In this post we create a first person 3D setting, and we use rotations to accomplish this.

In Threejs you create a scene like so:

 let scene = new THREE.Scene();

This is the root scene; all other 3D objects have to be added to this root scene to make them visible:

  let obj3D = new THREE.Object3D(); // create a 3D object
  scene.add(obj3D);

The coordinate system of Threejs is a right handed system, which means that the positive z-axis is pointing towards you:

Left and right handed system

In the picture below you see a Threejs scene. The red line is the x-axis, the green line the y-axis and the blue line the z-axis. A dotted line indicates a negative axis.

The black arrow in the yellow square is an instance of THREE.PlaneBufferGeometry which is a subclass of THREE.Object3D, the basic 3D object in Threejs.

On this PlaneBufferGeometry a texture of an arrow has been mapped. The PlaneBufferGeometry has been added to the root scene without any rotation or translation.

ThreeJS axis

What we can learn from this picture, is that a 3D object without translation and rotation gets added to the origin of the scene.

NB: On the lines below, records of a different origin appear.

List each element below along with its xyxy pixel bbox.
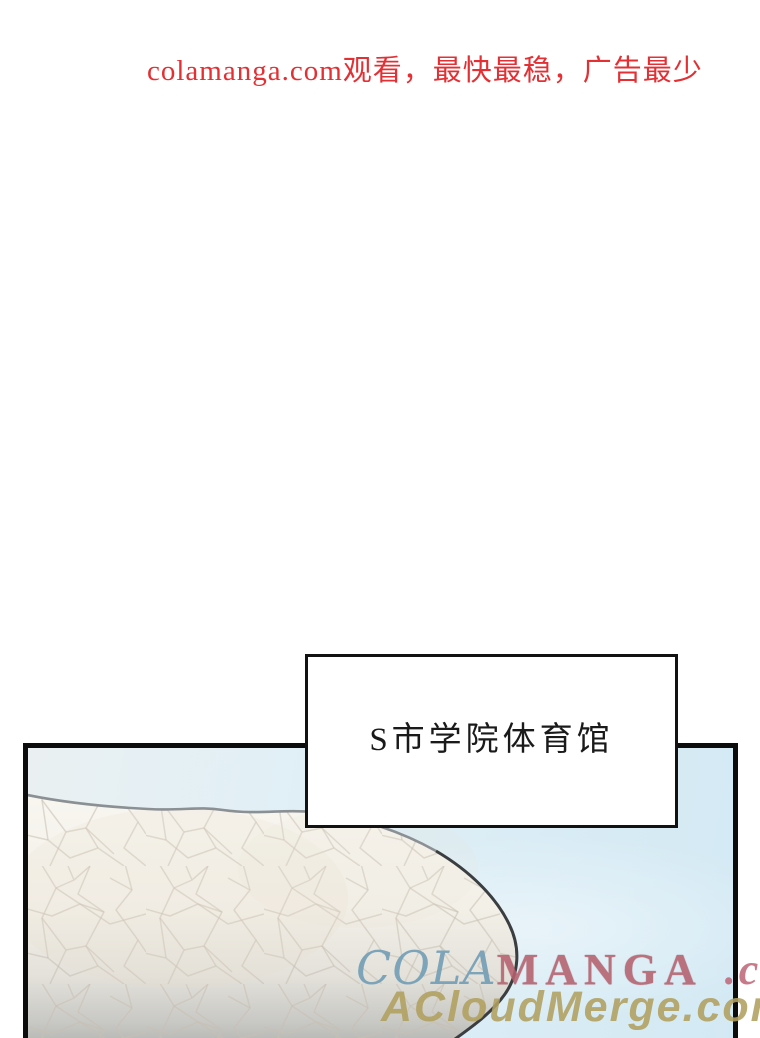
ad-banner-text: colamanga.com观看，最快最稳，广告最少: [147, 47, 703, 89]
caption-text: S市学院体育馆: [369, 712, 613, 760]
manga-page: colamanga.com观看，最快最稳，广告最少: [0, 0, 760, 1038]
watermark-acloudmerge: ACloudMerge.com: [381, 983, 760, 1032]
caption-box: S市学院体育馆: [305, 654, 678, 828]
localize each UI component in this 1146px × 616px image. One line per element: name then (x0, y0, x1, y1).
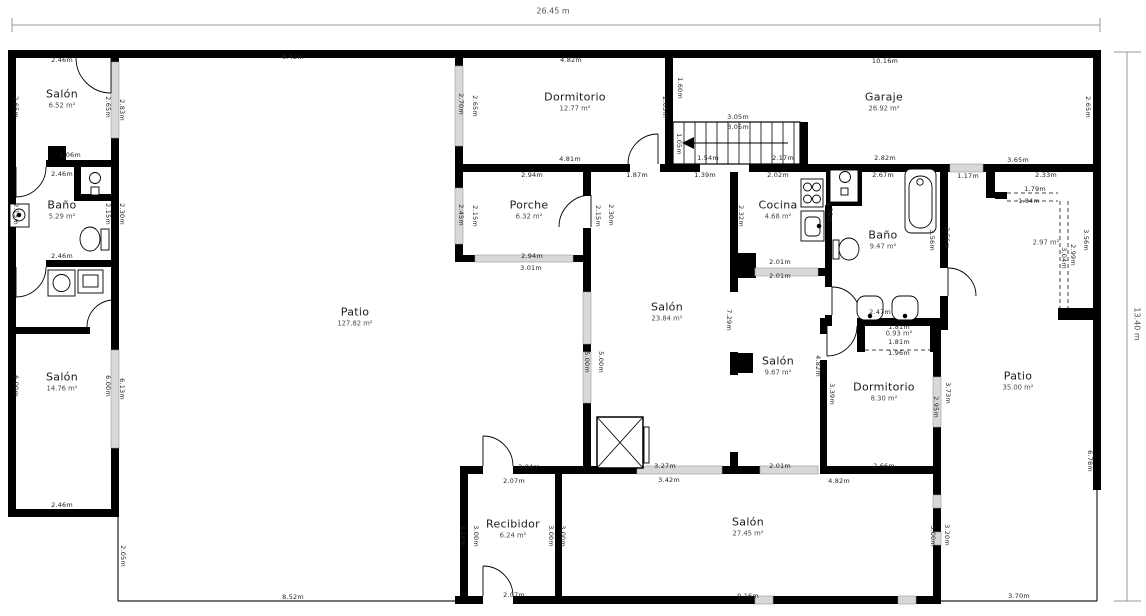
stairs (673, 122, 800, 164)
stove-icon (801, 179, 823, 207)
water-heater-icon (830, 170, 858, 202)
floor-plan: 26.45 m 13.40 m Salón6.52 m²Baño5.29 m²S… (0, 0, 1146, 616)
fixtures (10, 169, 936, 320)
door-utility (16, 267, 46, 297)
door-bano-patio (948, 268, 976, 296)
utility-sink-icon (78, 270, 103, 293)
walls (8, 50, 1101, 604)
elevator-shaft (597, 417, 649, 468)
door-hall-bano (832, 287, 860, 315)
door-recibidor-top (483, 436, 513, 466)
door-salon-topleft (76, 58, 111, 93)
windows (111, 62, 983, 604)
door-dormitorio1 (628, 134, 658, 164)
door-bano1 (16, 167, 46, 197)
boiler-icon-topleft (90, 173, 101, 196)
sink-icon-bano2-left (857, 296, 883, 320)
toilet-icon-bano1 (80, 227, 109, 251)
door-porche (559, 195, 591, 227)
sink-icon-bano2-right (892, 296, 918, 320)
dashed-partitions (865, 193, 1068, 350)
door-utility-right (87, 300, 114, 327)
shower-icon-bano1 (10, 204, 29, 227)
door-recibidor-bottom (483, 566, 513, 596)
kitchen-sink-icon (801, 211, 824, 241)
doors (16, 58, 976, 596)
overall-width-label: 26.45 m (536, 7, 569, 16)
washer-icon (48, 270, 75, 296)
patio-boundary-lines (118, 490, 1097, 601)
toilet-icon-bano2 (833, 238, 859, 260)
door-dormitorio2 (827, 326, 857, 356)
bathtub-icon (905, 169, 936, 233)
overall-height-label: 13.40 m (1133, 307, 1142, 340)
dimension-frame (12, 18, 1141, 601)
floor-plan-drawing (0, 0, 1146, 616)
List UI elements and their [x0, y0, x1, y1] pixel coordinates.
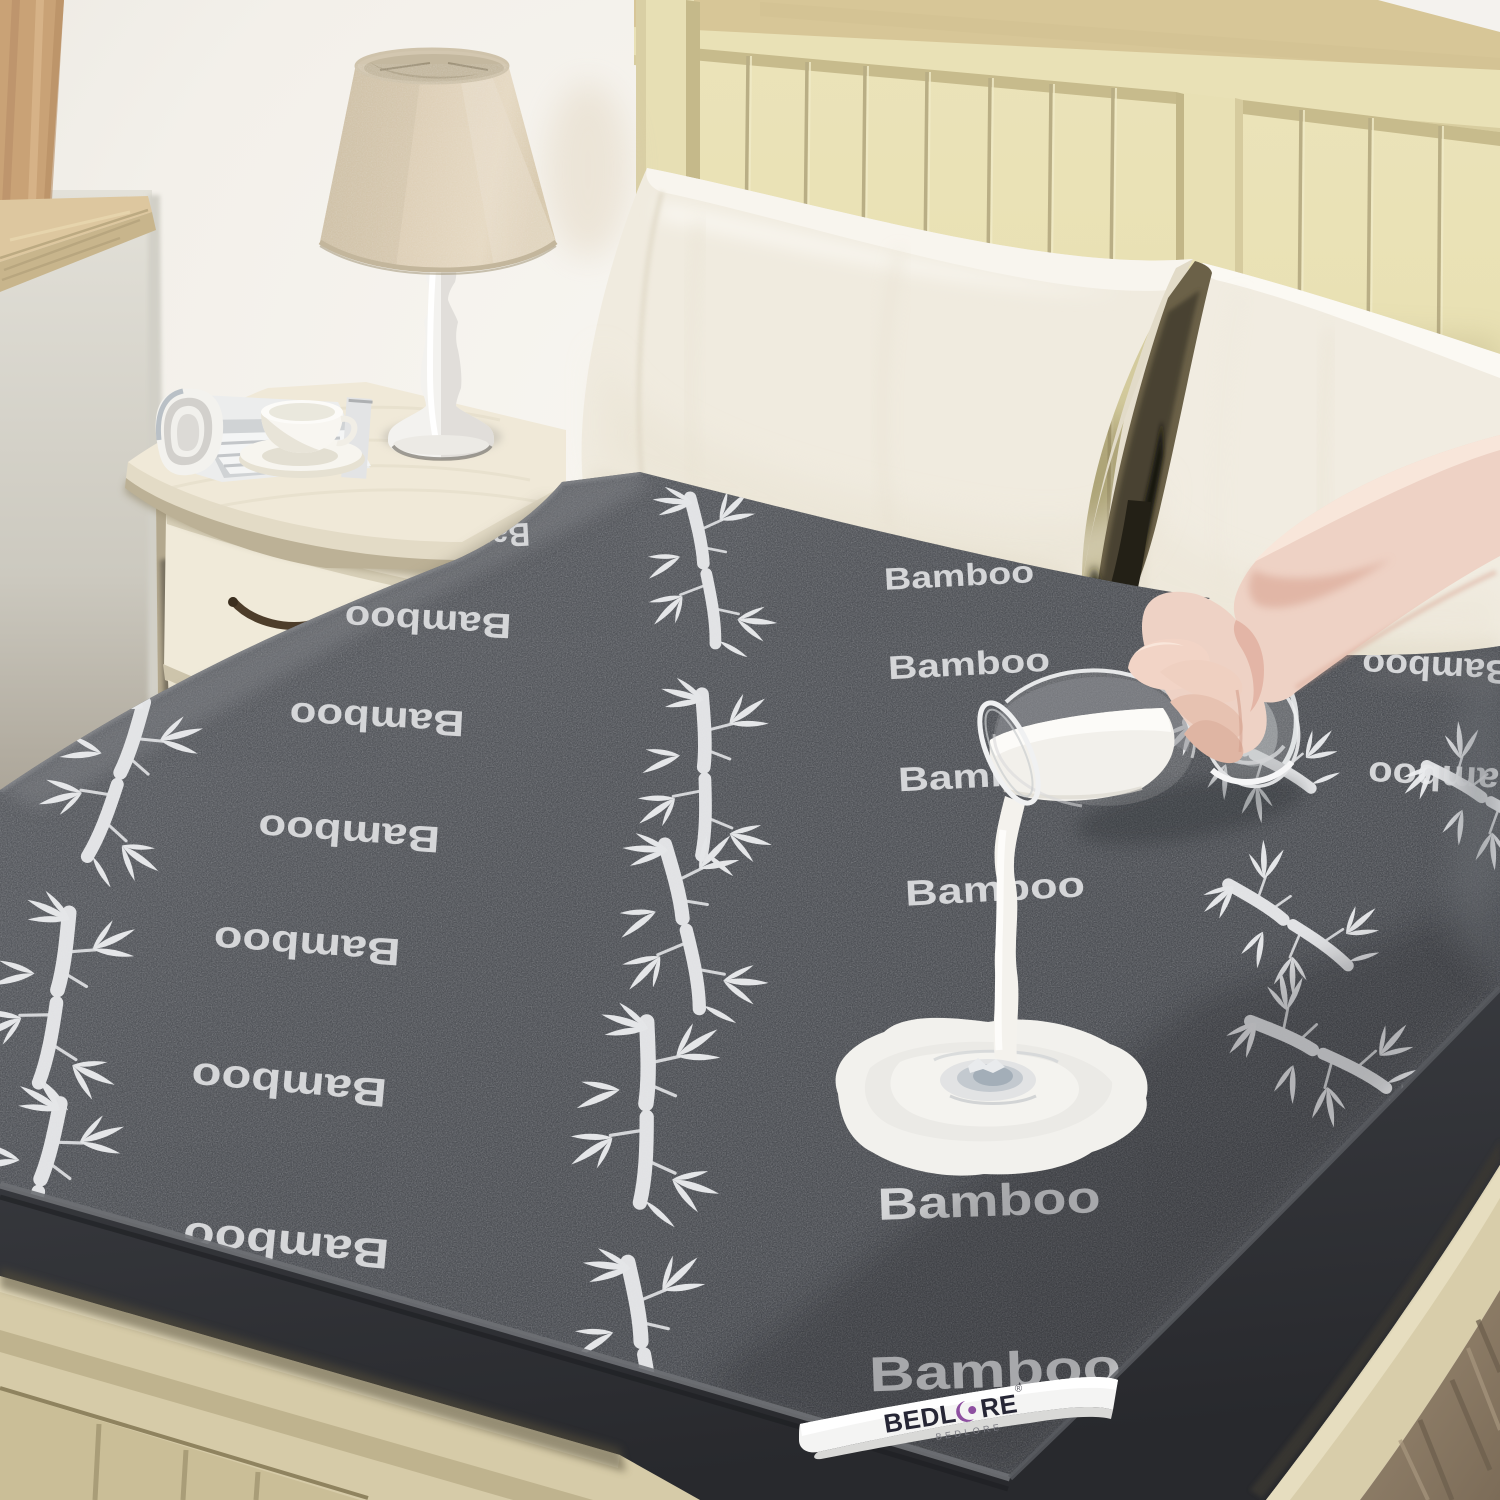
svg-text:RE: RE [978, 1388, 1019, 1423]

And as far as rotation is concerned: a 3D object that has no rotation on any of the three axes stands perpendicular to our line of sight and has its upside in the direction of the positive y-axis.

Creating a floor

If we want to create a floor, or a ground for our 3D scene we have to rotate a plane -90° over the x-axis, play the following video to see how that works out:

video posterframeClick on the image to watch the video

If you rotate a 3D object in Threejs you only change its rotation in relation to the root scene: its own coordinate system is not affected. In the video above the positive y-axis of the PlaneBufferGeometry gets aligned with negative z-axis of the root scene.

What we could do as well, is to apply the rotation to the root scene as a whole; in that case the axes of the floor and the root scene stay aligned with each other:

video posterframeClick on the image to watch the video

Both solutions are equally valid, but there is one caveat: if you choose to rotate the root scene, please make sure that you do not add the camera to the scene because that would cancel out the rotations, see this post.

Moving over a floor

Now lets create a proper floor and add the arrow object to the floor:

Floor and arrow

Next we want to move the arrow object one unit into the direction the arrow head is pointing. We use trigonometry to calculate the fraction of the unit the arrow object has to move over the x-axis and the fraction of the unit the arrow object has to move over the y-axis based on its rotation over the z-axis:

  arrow.position.x += unit * Math.cos(arrow.rotation.z);
  arrow.position.y += unit * Math.sin(arrow.rotation.z);

Because the z-rotation of the arrow object is 0° this boils down to:

  Math.cos(0) = 1;
  Math.sin(0) = 0;

  arrow.position.x += unit;
  arrow.position.y += 0;

The translation of the arrow object on the x-axis is 1 unit, and the translation on the y-axis is 0, which means that the arrow object is moving over the red line (the x-axis) to the right instead of over the green line (the y-axis) away from us.

This is rather counter intuitive, and it is the result of the fact that in Threejs the top of a 0° rotated 3D object is in the direction of the positive y-axis, which is a very understandable decision because the y-axis is usually the vertical/upright axis.

We can fix this by rotating the floor or the root scene 90° over the z-axis. Lets move the root scene so the axes of the floor stay aligned with the axes of the root scene:

video posterframeClick on the image to watch the video

The arrow object is moving away from us but the head of the arrow points a the wrong direction. The rotation of the arrow object is still is 0°, but the texture on the arrow object (the PlaneBufferGeometry instance) makes us believe that the arrow object has a rotation of -90°.

We fix this in the arrow object itself by rotating the texture 90° which makes the direction of the arrow head consistent with the rotation of the PlaneBufferGeometry that it is applied to.

Conclusion

If we rotate the root scene (or the floor) -90° over the x-axis, the y-axis becomes the 'away into the distance' axis, the natural axis that we want to move along when moving straight forward.

But because the natural angle of a straight forward movement is 0°, the x-axis actually is the most natural axis for moving forward, so we rotate the root scene (or the floor) 90° over the z-axis as well to swap the x and the y-axis.

Now we have created the ideal situation for a first person setting.

You can play yourself with the final result. Code is available at GitHub.